Let me conclude by giving a personal recollection that is most highly suggestive of the reality of ESP. I was recently at the Queens Zoo in New York City with my two teenage daughters (we go to the zoo about once a year). We were looking at a feline animal called a puma, which we could see distantly, far behind a plastic barrier. Suddenly (oddly enough) I had a recollection of a zoo visit I had ten years ago, when I saw a gorilla just behind a plastic barrier, at the zoo at Busch Gardens in Florida. About three seconds later (before I said anything), my younger daughter said, “Do you remember that gorilla we saw close-up in Busch Gardens?” I was flabbergasted. It was as if there was telepathy going on. The incident seems all the more amazing when you consider that teenagers live very much in the present or the near future, and virtually never talk about things that happened 10 years ago. There was nothing in our field of view that might have caused both of us to have that recollection at the same time. On that zoo visit we hadn't seen a gorilla, nor had we seen any animal near a plastic barrier.

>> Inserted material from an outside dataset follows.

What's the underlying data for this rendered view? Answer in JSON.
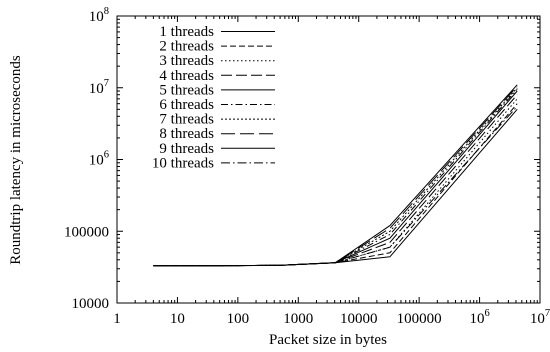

When we moved to the next zoo exhibit, just for laughs I asked my older daughter whether perchance she also was thinking of that gorilla we saw 10 years ago, before anyone mentioned the gorilla. My jaw dropped when she reported: yes, she also was thinking of that gorilla we saw ten years ago in Busch Gardens, before anyone had said anything about it. So apparently before anyone said anything, we had three out of three people all recalling the same very distant memory – a memory of seeing a gorilla ten years ago. How do you explain such a thing without a hypothesis of something like ESP? The odds of such a coincidence seem less than 1 in a billion.

We have been conditioned to bury such coincidences when they occur. When such things happen, we may visualize a stern, scowling man wearing a white lab coat, a man who says, “Pay no attention to such things – it's just coincidence or chance.” My advice to you is: ignore such a visual. Instead, whenever something happens to you that seems like something that might involve ESP, precognition, or anything paranormal, write it down, in the same notebook or the same text file. Document it carefully, calmly, and objectively. As the years go by, the evidence in that file or notebook may accumulate in a way that causes an alteration of your worldview.